72.クッキーの崩れる音

「あら江戸川君いらっしゃい」
「ああ。博士は?」
「研究室に閉じこもって今日で3日目ね」
「あーあの人もなぁ」

のめり込むと抜け出せない似たもの同志の困った性格に苦笑する

「ちょうどよかったわ。今クッキーが焼けたところなの。」
後で届けるつもりだったらしい。

「じゃあコーヒー入れるよ」
「私は紅茶をお願い」
「へーへーお任せくだされお嬢様」

たまに女の子らしいことするよなこいつ。
感心したようにクッキーをオーブンから取り出す姿を眺める。

「なにか用?」
「いや。珍しいな、と」
「この間黒羽くんに教わったのよ」

なるほど
シンプルな赤一色のエプロンを外し、コナンが用意した紅茶用にレモンを切る。

「ってことは初挑戦?」
「そうなるわね」
(オレは実験台か)

内心げんなりしつつコーヒーをお先にすすりだす。

「はい、どうぞ」
「ああ。じゃ一個・・・」
「待ってっ忘れてたわ」
「あ?」
「クッキー占いよ」

そう言うとおもむろに持っていた菜箸をクッキーにつきたてた


ばきぃ



クッキーは砕けたが、箸は折り曲がった。


今・・・すっげー音がしたんですけど
まさか失敗したクッキー?
でもさぁ、食べろとだされた気が・・・


「け、結果は?」
「うまく崩れなかったわね・・・」

そりゃこの硬さじゃ崩れはしまい。

「ってことは。

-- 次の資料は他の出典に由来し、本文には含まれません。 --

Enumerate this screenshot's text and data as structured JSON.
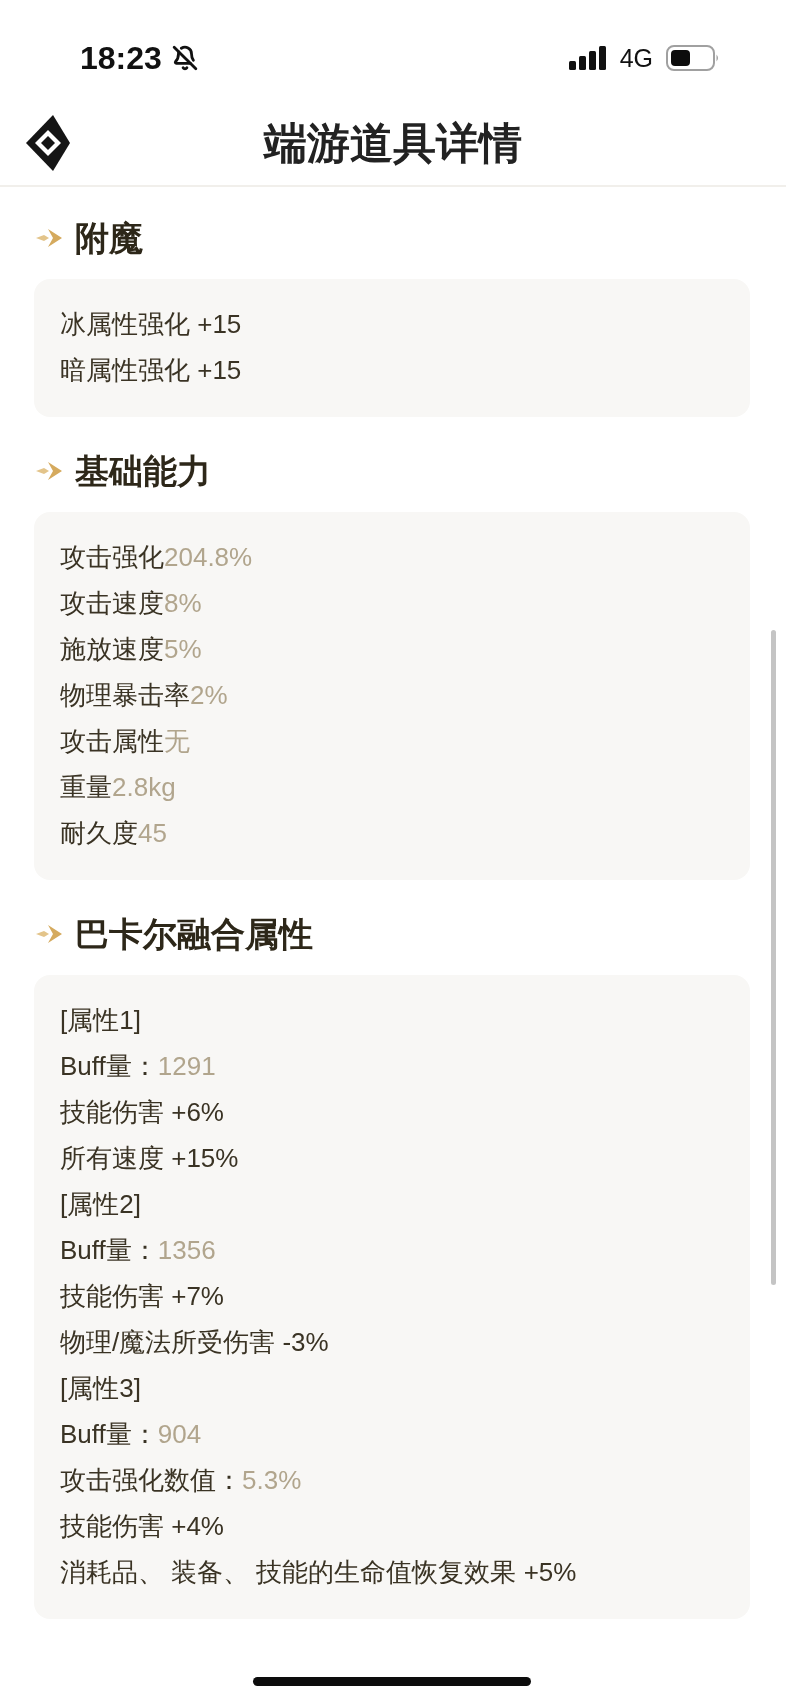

凶ね。今から私と周囲の人間にいやなことが起こるわ」
「・・・」

すでにいやなことの内容まで予想できたコナンは張りつけた笑顔でコーヒーを飲みきると、

「わりぃ。用事思い出したから帰るな」
そそくさと逃げ出す算段を立てた。

「あらクッキー包むわよ?」
「気持ちだけもらっとく」

慌ただしさに言葉の真実味が増し、哀はおとなしく獲物を逃がした。

「博士、甘いもの好きだったわよね」

菜箸がおれまがる硬さのクッキーを食べさせる気らしい。
止めるものは残念ながらこの場にいなかった。


※クッキー占い諸注意※

崩れないときは失敗なのでもう一回作り直しましょう。